Maya Bloch, Waiting Room

Thierry Goldberg Projects
5 Rivington Street, 212-967-2260
East Village / Lower East Side
June 4 - July 18, 2010
Reception: Friday, June 4, 6 - 8 PM
Web Site


Thierry Goldberg Projects is pleased to present Waiting Room, the first New York solo exhibition of Maya Bloch. The exhibition will include seven new paintings that examine themes of estrangement and memory through abstracted figuration.

Bloch depicts subjects that are, in her words, “passive,” in an “intermediate status—a state of waiting.” This is apparent in Untitled (Eight Figures at Table) where figures are seated together, staring directly at the viewer. Shape and line engage tensely, so that, like a lens that is adjusting and readjusting, figures move in and out of focus. Recalling the disquieting faces of the german expressionists, a feeling of dislocation is highlighted by the fact that while the subjects lean towards figuration, they are at odds with a geometrically abstract background. Not even the supposed table, typically a placeholder of domestic settings, is recognizable enough to home these individuals. The eyes, however, retain a haunting clarity, and their gaze outwards shifts the focus from the subjects themselves to the onlooker. “They see you,” says Bloch, and seem to be waiting for something, “perhaps a reaction from the viewer.”

In Unititled (Child in Red Swimsuit), a child reclines, pressed up into the foreground of the canvas, both upfront and elusively sexualized. The mouth is covered by a spill of paint, while the eyes mesmerize and admonish. Calling to mind Cezanne’s “The Bather,” this portrait toys with figuration and abstraction, so that lines move from bold emphasis to vague shiftiness. Often what seems more definitive, not just in terms of line, but also in regards to color, like the red of the swimsuit, tends to dissolve into inconclusive grays, swashes and drips. The play between abstraction and representation here becomes a metaphor for the psychological—line and color become characters themselves, where elements are reduced to undecidability and vulnerability, insisting on identification as fraught.
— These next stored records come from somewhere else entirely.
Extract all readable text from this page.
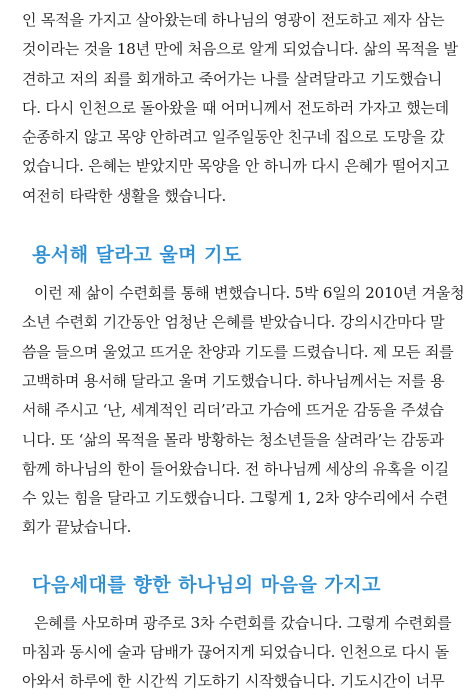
인 목적을 가지고 살아왔는데 하나님의 영광이 전도하고 제자 삼는
것이라는 것을 18년 만에 처음으로 알게 되었습니다. 삶의 목적을 발
견하고 저의 죄를 회개하고 죽어가는 나를 살려달라고 기도했습니
다. 다시 인천으로 돌아왔을 때 어머니께서 전도하러 가자고 했는데
순종하지 않고 목양 안하려고 일주일동안 친구네 집으로 도망을 갔
었습니다. 은혜는 받았지만 목양을 안 하니까 다시 은혜가 떨어지고
여전히 타락한 생활을 했습니다.
용서해 달라고 울며 기도
이런 제 삶이 수련회를 통해 변했습니다. 5박 6일의 2010년 겨울청
소년 수련회 기간동안 엄청난 은혜를 받았습니다. 강의시간마다 말
씀을 들으며 울었고 뜨거운 찬양과 기도를 드렸습니다. 제 모든 죄를
고백하며 용서해 달라고 울며 기도했습니다. 하나님께서는 저를 용
서해 주시고 ‘난, 세계적인 리더’라고 가슴에 뜨거운 감동을 주셨습
니다. 또 ‘삶의 목적을 몰라 방황하는 청소년들을 살려라’는 감동과
함께 하나님의 한이 들어왔습니다. 전 하나님께 세상의 유혹을 이길
수 있는 힘을 달라고 기도했습니다. 그렇게 1, 2차 양수리에서 수련
회가 끝났습니다.
다음세대를 향한 하나님의 마음을 가지고
은혜를 사모하며 광주로 3차 수련회를 갔습니다. 그렇게 수련회를
마침과 동시에 술과 담배가 끊어지게 되었습니다. 인천으로 다시 돌
아와서 하루에 한 시간씩 기도하기 시작했습니다. 기도시간이 너무
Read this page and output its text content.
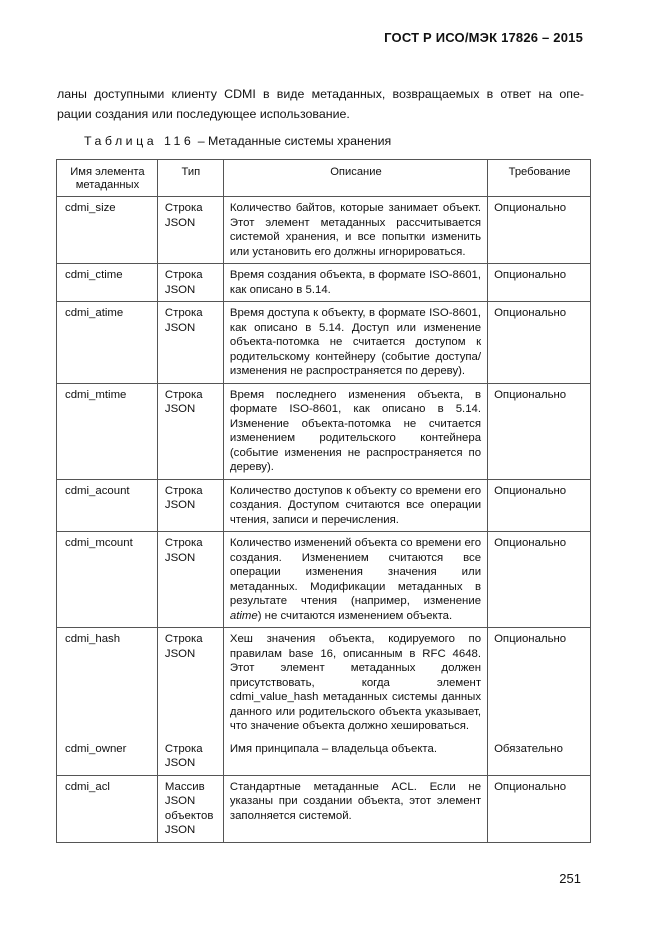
ГОСТ Р ИСО/МЭК 17826 – 2015

ланы доступными клиенту CDMI в виде метаданных, возвращаемых в ответ на опе-

рации создания или последующее использование.

Таблица 116 – Метаданные системы хранения
Имя элемента метаданных	Тип	Описание	Требование
cdmi_size	Строка JSON	Количество байтов, которые занимает объект. Этот элемент метаданных рассчитывается системой хранения, и все попытки изменить или установить его должны игнорироваться.	Опционально
cdmi_ctime	Строка JSON	Время создания объекта, в формате ISO-8601, как описано в 5.14.	Опционально
cdmi_atime	Строка JSON	Время доступа к объекту, в формате ISO-8601, как описано в 5.14. Доступ или изменение объекта-потомка не считается доступом к родительскому контейнеру (событие доступа/изменения не распространяется по дереву).	Опционально
cdmi_mtime	Строка JSON	Время последнего изменения объекта, в формате ISO-8601, как описано в 5.14. Изменение объекта-потомка не считается изменением родительского контейнера (событие изменения не распространяется по дереву).	Опционально
cdmi_acount	Строка JSON	Количество доступов к объекту со времени его создания. Доступом считаются все операции чтения, записи и перечисления.	Опционально
cdmi_mcount	Строка JSON	Количество изменений объекта со времени его создания. Изменением считаются все операции изменения значения или метаданных. Модификации метаданных в результате чтения (например, изменение atime) не считаются изменением объекта.	Опционально
cdmi_hash	Строка JSON	Хеш значения объекта, кодируемого по правилам base 16, описанным в RFC 4648. Этот элемент метаданных должен присутствовать, когда элемент cdmi_value_hash метаданных системы данных данного или родительского объекта указывает, что значение объекта должно хешироваться.	Опционально
cdmi_owner	Строка JSON	Имя принципала – владельца объекта.	Обязательно
cdmi_acl	Массив JSON объектов JSON	Стандартные метаданные ACL. Если не указаны при создании объекта, этот элемент заполняется системой.	Опционально
251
Using found images in her paintings, Bloch’s subjects are taken out of context not just in a literal sense, but also in the way in which, as the images are transferred onto the canvas, they undergo a “ghosting” process, stripped of identifiable information. And so, while the paintings perform the work of seeing and memory, they also indicate the gaps and inconsistencies inherent in those very activities. Though the work moves towards reconciliation and reintegration, the figures remain indeterminate, exacted on by the chance, by the artist’s decisions, whims, and even the mistakes she makes in the process of completion. In the end, Bloch’s own steadfast gaze will neither submit to naive optimism or blind despair, intent on revealing images in all their complexity and ambiguity.
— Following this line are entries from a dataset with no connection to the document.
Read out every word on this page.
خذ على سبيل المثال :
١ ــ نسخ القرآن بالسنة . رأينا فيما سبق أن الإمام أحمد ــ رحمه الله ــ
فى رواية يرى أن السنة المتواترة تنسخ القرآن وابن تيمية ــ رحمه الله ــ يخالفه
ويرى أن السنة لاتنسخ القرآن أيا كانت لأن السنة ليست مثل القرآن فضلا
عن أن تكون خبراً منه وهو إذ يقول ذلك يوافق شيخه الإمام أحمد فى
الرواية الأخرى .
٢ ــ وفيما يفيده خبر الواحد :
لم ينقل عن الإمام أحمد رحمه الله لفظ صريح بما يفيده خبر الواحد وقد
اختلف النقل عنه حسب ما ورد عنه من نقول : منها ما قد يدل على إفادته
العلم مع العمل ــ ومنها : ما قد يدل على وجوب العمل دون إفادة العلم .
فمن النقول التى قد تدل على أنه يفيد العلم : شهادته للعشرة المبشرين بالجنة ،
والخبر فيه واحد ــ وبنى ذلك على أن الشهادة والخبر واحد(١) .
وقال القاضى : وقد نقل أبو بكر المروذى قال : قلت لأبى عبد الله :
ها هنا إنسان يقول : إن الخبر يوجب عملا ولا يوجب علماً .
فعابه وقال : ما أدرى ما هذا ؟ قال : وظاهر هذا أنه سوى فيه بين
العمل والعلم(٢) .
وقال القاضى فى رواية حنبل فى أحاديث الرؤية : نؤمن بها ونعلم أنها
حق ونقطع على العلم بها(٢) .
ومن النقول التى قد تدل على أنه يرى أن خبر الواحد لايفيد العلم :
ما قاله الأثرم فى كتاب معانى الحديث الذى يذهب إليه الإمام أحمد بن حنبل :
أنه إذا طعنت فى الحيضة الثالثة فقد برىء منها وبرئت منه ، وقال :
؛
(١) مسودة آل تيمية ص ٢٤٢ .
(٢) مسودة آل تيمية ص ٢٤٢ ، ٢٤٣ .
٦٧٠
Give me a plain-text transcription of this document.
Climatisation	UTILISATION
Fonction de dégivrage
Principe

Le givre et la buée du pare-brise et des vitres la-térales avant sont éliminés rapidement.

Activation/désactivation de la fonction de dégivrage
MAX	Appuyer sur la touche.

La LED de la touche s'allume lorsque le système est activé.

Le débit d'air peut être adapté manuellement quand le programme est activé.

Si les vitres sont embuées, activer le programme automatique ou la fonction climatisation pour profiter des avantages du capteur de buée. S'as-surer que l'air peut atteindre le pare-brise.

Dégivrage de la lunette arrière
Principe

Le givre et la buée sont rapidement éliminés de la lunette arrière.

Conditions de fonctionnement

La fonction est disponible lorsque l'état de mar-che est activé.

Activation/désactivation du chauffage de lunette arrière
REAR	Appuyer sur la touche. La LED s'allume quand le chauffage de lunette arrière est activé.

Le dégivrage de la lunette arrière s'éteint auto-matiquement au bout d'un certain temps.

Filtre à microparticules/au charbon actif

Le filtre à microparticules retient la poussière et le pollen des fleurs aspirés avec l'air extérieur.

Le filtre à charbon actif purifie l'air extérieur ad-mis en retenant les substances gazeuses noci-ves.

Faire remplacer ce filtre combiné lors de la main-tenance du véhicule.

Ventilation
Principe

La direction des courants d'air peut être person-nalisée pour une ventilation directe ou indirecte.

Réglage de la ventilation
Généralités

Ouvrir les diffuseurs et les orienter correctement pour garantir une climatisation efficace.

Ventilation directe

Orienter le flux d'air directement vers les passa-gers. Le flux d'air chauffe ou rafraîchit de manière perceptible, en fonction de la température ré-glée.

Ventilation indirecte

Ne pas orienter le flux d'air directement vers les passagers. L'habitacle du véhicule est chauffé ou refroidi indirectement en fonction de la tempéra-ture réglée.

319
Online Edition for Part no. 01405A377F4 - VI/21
Maya Bloch was born in Be’er Sheva, Israel in 1978, and currently lives and works in Tel Aviv. She holds a B.A. and an M.A. from Tel Aviv University, and has had solo exhibitions at the Haifa Museum of Art and at Tavi Dresdner Gallery in Tel Aviv. Her work was also included in group exhibitions at ST-ART residence; The Nechushtan Complex; Golconda Gallery; P8 Gallery; and Tavi Dresdner Gallery; all in Tel Aviv, Israel.